Earlier on today I was walking through some trees and I saw a blackbird ahead of me. It was standing beside a plant, and it appeared to be swaying it’s body back and forth while keeping it’s legs perfectly straight. Strange. I’d never seen a blackbird do a weird dance before. It confused me briefly, until I realised that it was simply a black dog-shit bag caught on a weed. For a split second my brain had glitched out and I had perceived a dancing bird. This kind of misinterpretation is commonplace, but this time the flip between that perception and the more accurate one was tangible. Like when the optician flicks between the different lenses during an eye test.

The moment was perhaps more profound because of it’s synchronicity with what I was thinking about. I had read about Tim Leary and Robert Anton Wilson’s reality tunnels, which basically describes how one’s beliefs and preconceptions inform our different perceptions of the same world. You have the Marxist view on reality, and the capitalist view for instance. Both describe the same world in very different terms. Individuals within those reality tunnels would perceive their reality based upon these views. I was thinking of it more like a lens. A barrier that bends and filters the information that is received based on certain preconceptions. I then had a flash of realisation, perhaps the archetype of the all-seeing eye is not necessarily a symbol for omniscience but rather the lensless eye. The level of consciousness that perceives reality as a universe filtered through a crystalline multifaceted lens of individual subjective experience. Nobody experiences reality as it is, only as their consciousness perceives it. This is almost always through various lenses, or reality tunnels. The all seeing eye is the eye that sees this.
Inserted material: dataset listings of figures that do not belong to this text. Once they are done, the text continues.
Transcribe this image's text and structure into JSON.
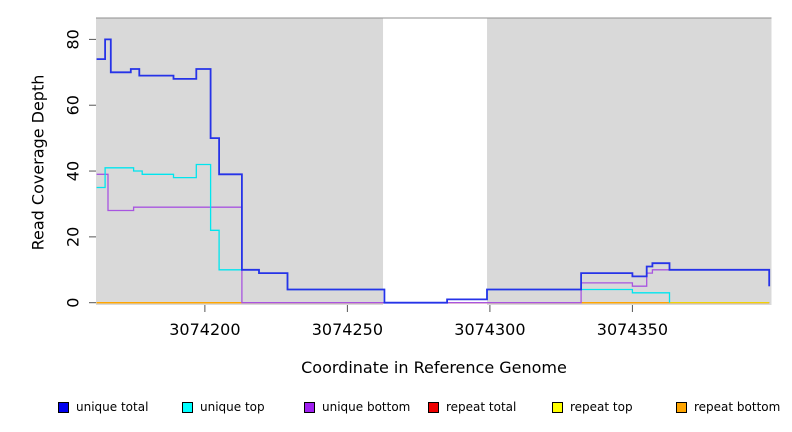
{
  "chart_data": {
    "type": "line",
    "subtype": "step-coverage-plot",
    "title": "",
    "xlabel": "Coordinate in Reference Genome",
    "ylabel": "Read Coverage Depth",
    "x_ticks": [
      3074200,
      3074250,
      3074300,
      3074350
    ],
    "y_ticks": [
      0,
      20,
      40,
      60,
      80
    ],
    "xlim": [
      3074161.8,
      3074398.8
    ],
    "ylim": [
      -0.7,
      86.5
    ],
    "grid": false,
    "plot_background": "#d9d9d9",
    "masked_region": {
      "x_start": 3074262.5,
      "x_end": 3074299,
      "color": "#ffffff"
    },
    "series": [
      {
        "name": "repeat-total",
        "label": "repeat total",
        "color": "#ee0000",
        "width": 1.2,
        "points": [
          [
            3074162,
            0
          ],
          [
            3074398,
            0
          ]
        ]
      },
      {
        "name": "repeat-top",
        "label": "repeat top",
        "color": "#f0e800",
        "width": 1.2,
        "points": [
          [
            3074162,
            0
          ],
          [
            3074398,
            0
          ]
        ]
      },
      {
        "name": "repeat-bottom",
        "label": "repeat bottom",
        "color": "#ffa500",
        "width": 1.4,
        "points": [
          [
            3074162,
            0
          ],
          [
            3074363,
            0
          ]
        ]
      },
      {
        "name": "unique-bottom",
        "label": "unique bottom",
        "color": "#a855e0",
        "width": 1.3,
        "points": [
          [
            3074162,
            39
          ],
          [
            3074166,
            28
          ],
          [
            3074175,
            29
          ],
          [
            3074213,
            0
          ],
          [
            3074332,
            6
          ],
          [
            3074350,
            5
          ],
          [
            3074355,
            9
          ],
          [
            3074357,
            10
          ],
          [
            3074398,
            5
          ]
        ]
      },
      {
        "name": "unique-top",
        "label": "unique top",
        "color": "#00e5ee",
        "width": 1.3,
        "points": [
          [
            3074162,
            35
          ],
          [
            3074165,
            41
          ],
          [
            3074175,
            40
          ],
          [
            3074178,
            39
          ],
          [
            3074189,
            38
          ],
          [
            3074197,
            42
          ],
          [
            3074202,
            22
          ],
          [
            3074205,
            10
          ],
          [
            3074219,
            9
          ],
          [
            3074229,
            4
          ],
          [
            3074263,
            0
          ],
          [
            3074285,
            1
          ],
          [
            3074299,
            4
          ],
          [
            3074350,
            3
          ],
          [
            3074363,
            0
          ]
        ]
      },
      {
        "name": "unique-total",
        "label": "unique total",
        "color": "#2633e8",
        "width": 1.8,
        "points": [
          [
            3074162,
            74
          ],
          [
            3074165,
            80
          ],
          [
            3074167,
            70
          ],
          [
            3074174,
            71
          ],
          [
            3074177,
            69
          ],
          [
            3074189,
            68
          ],
          [
            3074197,
            71
          ],
          [
            3074202,
            50
          ],
          [
            3074205,
            39
          ],
          [
            3074213,
            10
          ],
          [
            3074219,
            9
          ],
          [
            3074229,
            4
          ],
          [
            3074263,
            0
          ],
          [
            3074285,
            1
          ],
          [
            3074299,
            4
          ],
          [
            3074332,
            9
          ],
          [
            3074350,
            8
          ],
          [
            3074355,
            11
          ],
          [
            3074357,
            12
          ],
          [
            3074363,
            10
          ],
          [
            3074398,
            5
          ]
        ]
      }
    ],
    "legend_position": "bottom"
  },
  "legend": {
    "items": [
      {
        "label": "unique total",
        "color": "#0000ee"
      },
      {
        "label": "unique top",
        "color": "#00ffff"
      },
      {
        "label": "unique bottom",
        "color": "#a020f0"
      },
      {
        "label": "repeat total",
        "color": "#ee0000"
      },
      {
        "label": "repeat top",
        "color": "#ffff00"
      },
      {
        "label": "repeat bottom",
        "color": "#ffa500"
      }
    ]
  }
}
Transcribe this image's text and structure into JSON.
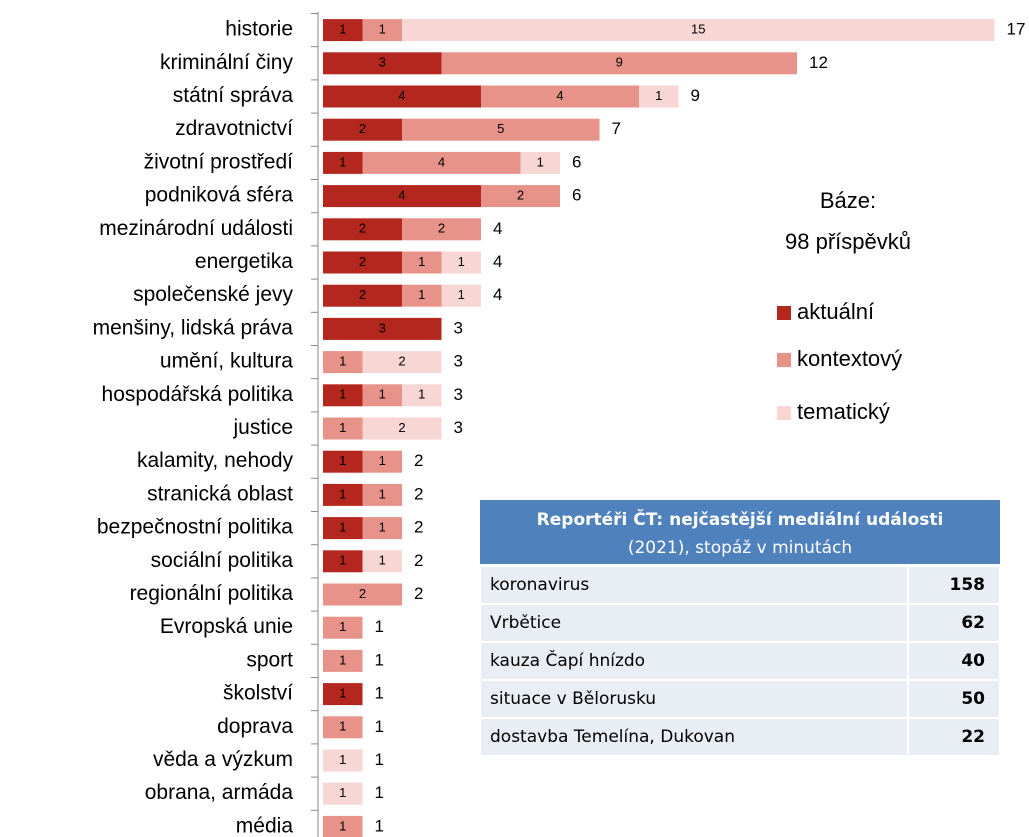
{
  "chart_data": {
    "type": "bar",
    "orientation": "horizontal",
    "stacked": true,
    "categories": [
      "historie",
      "kriminální činy",
      "státní správa",
      "zdravotnictví",
      "životní prostředí",
      "podniková sféra",
      "mezinárodní události",
      "energetika",
      "společenské jevy",
      "menšiny, lidská práva",
      "umění, kultura",
      "hospodářská politika",
      "justice",
      "kalamity, nehody",
      "stranická oblast",
      "bezpečnostní politika",
      "sociální politika",
      "regionální politika",
      "Evropská unie",
      "sport",
      "školství",
      "doprava",
      "věda a výzkum",
      "obrana, armáda",
      "média"
    ],
    "series": [
      {
        "name": "aktuální",
        "color": "#b3271f",
        "values": [
          1,
          3,
          4,
          2,
          1,
          4,
          2,
          2,
          2,
          3,
          null,
          1,
          null,
          1,
          1,
          1,
          1,
          null,
          null,
          null,
          1,
          null,
          null,
          null,
          null
        ]
      },
      {
        "name": "kontextový",
        "color": "#e8938a",
        "values": [
          1,
          9,
          4,
          5,
          4,
          2,
          2,
          1,
          1,
          null,
          1,
          1,
          1,
          1,
          1,
          1,
          null,
          2,
          1,
          1,
          null,
          1,
          null,
          null,
          1
        ]
      },
      {
        "name": "tematický",
        "color": "#f7d6d3",
        "values": [
          15,
          null,
          1,
          null,
          1,
          null,
          null,
          1,
          1,
          null,
          2,
          1,
          2,
          null,
          null,
          null,
          1,
          null,
          null,
          null,
          null,
          null,
          1,
          1,
          null
        ]
      }
    ],
    "totals": [
      17,
      12,
      9,
      7,
      6,
      6,
      4,
      4,
      4,
      3,
      3,
      3,
      3,
      2,
      2,
      2,
      2,
      2,
      1,
      1,
      1,
      1,
      1,
      1,
      1
    ],
    "annotation": {
      "line1": "Báze:",
      "line2": "98 příspěvků"
    },
    "legend": "right"
  },
  "table": {
    "title": "Reportéři ČT: nejčastější mediální události",
    "subtitle": "(2021), stopáž v minutách",
    "rows": [
      [
        "koronavirus",
        158
      ],
      [
        "Vrbětice",
        62
      ],
      [
        "kauza Čapí hnízdo",
        40
      ],
      [
        "situace v Bělorusku",
        50
      ],
      [
        "dostavba Temelína, Dukovan",
        22
      ]
    ]
  }
}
With that realisation manifesting inside me, the saw the dancing bird. Later I was contemplating another similar, interesting thing that happened. I was recently laughing with my partner about how I had totally mistaken the name of the funeral parlour next door to our house for the best part of a year, despite walking past it almost every day. I had got it confused with another funeral parlour on the other side of the city that has a similar name, and just never bothered to look at the sign until recently. Some might say that maybe this was the Mandela effect, that I had somehow travelled into a parallel universe where the funeral parlour had a different name. I didn’t physically travel anywhere of course, however I did transverse between my reality where the funeral parlour was called A to my updated reality where it was called B. So far as I was concerned, before I had corrected my mistake I lived in a universe in which it was called funeral parlour A.

Another thing that comes to mind is something that happened to me a few years ago. I was walking home from a friends house in the early hours of the morning and I saw, in the constellation of shadows and foliage against a fence, the form of a stereotypical grey alien. For a moment I was terrified, for my brain had successfully tricked me, and I could feel my preconceptions being challenged. Of course as I approached the illusion broke, as it did with the bag. But what if I had turned and gone a different way home? How different would my reality be? Would I now be convinced that aliens have visited earth? If I had gone a different way and not got a closer look at the bag would I now believe I had seen a blackbird behaving in an uncharacteristically weird way? Or if I moved without ever bothering to look at the sign for the funeral parlour again properly, would I have etched the wrong name into my memories of the place? I might have continued on in this false reality believing my perception to be complete and accurate.

We all filter the universe through a different set of beliefs and biases. If you ever encounter someone with frustratingly opposing views to your own, just remember that to them that is reality. They are in their tunnel and you are in yours.